Tesla’s propensity to miss its own delivery date means it could even miss potential expiring tax credits. If that’s the case, GM could establish an early lead in the mass market category.
I am obviously only scratching the surface on the raging competition we’re likely to see in a transitioning auto industry. Ride sharing companies like Uber & Lyft openly promise to put massive pressure the entire concept of car ownership. Mass market electric vehicles promise to disrupt gas powered autos and the entire infrastructure fueling those cars. And autonomous cars and buses will eventually have us questioning human drivers entirely. We’re very early into this disruptive cycle, and the hype is probably way ahead of reality at the moment, but all of this will eventually happen in some way shape or form.
What got me thinking about all this was some unusual call activity in TSLA. It appears to be bullish, but you can never really tell, because it could be a buy stop on a short position. When TSLA was trading $203.85 just before 11am a trader sold to close 10,000 Oct 235 calls at 56 cents and bought to open 10,000 of the Oct 220 calls for $2.01. These calls break-even at $222.01, or up 9% from the trading level in one month.
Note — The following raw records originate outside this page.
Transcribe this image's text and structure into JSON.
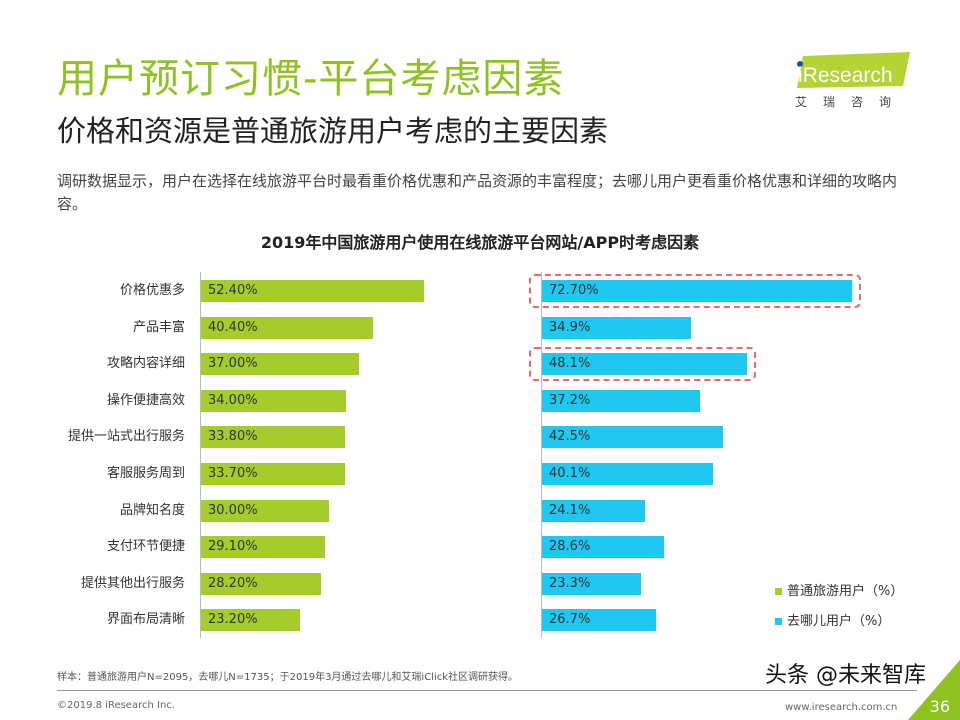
{
  "header": {
    "title": "用户预订习惯-平台考虑因素",
    "subtitle": "价格和资源是普通旅游用户考虑的主要因素",
    "description": "调研数据显示，用户在选择在线旅游平台时最看重价格优惠和产品资源的丰富程度；去哪儿用户更看重价格优惠和详细的攻略内容。"
  },
  "logo": {
    "text": "iResearch",
    "cn": "艾瑞咨询"
  },
  "colors": {
    "brand": "#8dc21f",
    "series1": "#a4cd2b",
    "series2": "#1ec8f0",
    "highlight": "#e86a6a"
  },
  "chart_data": {
    "type": "bar",
    "orientation": "horizontal",
    "title": "2019年中国旅游用户使用在线旅游平台网站/APP时考虑因素",
    "categories": [
      "价格优惠多",
      "产品丰富",
      "攻略内容详细",
      "操作便捷高效",
      "提供一站式出行服务",
      "客服服务周到",
      "品牌知名度",
      "支付环节便捷",
      "提供其他出行服务",
      "界面布局清晰"
    ],
    "series": [
      {
        "name": "普通旅游用户（%）",
        "values": [
          52.4,
          40.4,
          37.0,
          34.0,
          33.8,
          33.7,
          30.0,
          29.1,
          28.2,
          23.2
        ],
        "labels": [
          "52.40%",
          "40.40%",
          "37.00%",
          "34.00%",
          "33.80%",
          "33.70%",
          "30.00%",
          "29.10%",
          "28.20%",
          "23.20%"
        ]
      },
      {
        "name": "去哪儿用户（%）",
        "values": [
          72.7,
          34.9,
          48.1,
          37.2,
          42.5,
          40.1,
          24.1,
          28.6,
          23.3,
          26.7
        ],
        "labels": [
          "72.70%",
          "34.9%",
          "48.1%",
          "37.2%",
          "42.5%",
          "40.1%",
          "24.1%",
          "28.6%",
          "23.3%",
          "26.7%"
        ]
      }
    ],
    "highlighted": [
      "价格优惠多",
      "攻略内容详细"
    ],
    "legend": "bottom-right"
  },
  "footer": {
    "note": "样本：普通旅游用户N=2095，去哪儿N=1735；于2019年3月通过去哪儿和艾瑞iClick社区调研获得。",
    "copyright": "©2019.8 iResearch Inc.",
    "site": "www.iresearch.com.cn",
    "page": "36",
    "watermark": "头条 @未来智库"
  }
}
Frankly, given the negative news of late about TSLA’s autopilot (despite today’s software update), the skepticism about their proposed acquisition of SolarCity (SCTY), their continued need to raise capital to fund Model 3 development and competitive news from GM (& potentially Apple) I am shocked the stock is still above $200. It is at a really precarious technical spot:
$220 looks like technical resistance and would be an ideal level to take profits or lay-out a short. Sentiment is poor, the news-flow has been bad. But there’s also the possibility of one headline, like them calling off their proposed takeover of SCTY, that could cause a short squeeze higher. Much of the negative news is known for the time being. Their Q3 earnings call in early Nov is worth keeping on the radar.
So what’s the trade?
Gun to my head now and I look to target $200 on the downside with the catalyst being their Q3 earnings the week of Nov 1st. With the stock at $205, I might consider buying a put calendar, selling 1 of the Sept 30th (next Friday) 200 puts at $2.50 and buying one of the Nov 4th weekly 200 puts for $11, resulting in a net debit of $8.50. That is the max risk. The ideal scenario would be that the stock sits just above $200 till next Friday, the short put expires worthless and then I would look to either sell a shorted dated put of same strike and again create a calendar, or possibly sell a downside put in Nov creating a vertical put spread.
For now, the stock acts ok in the face of bad news, so I am gonna wait on this, but wanted to put the idea on everyone’s radar.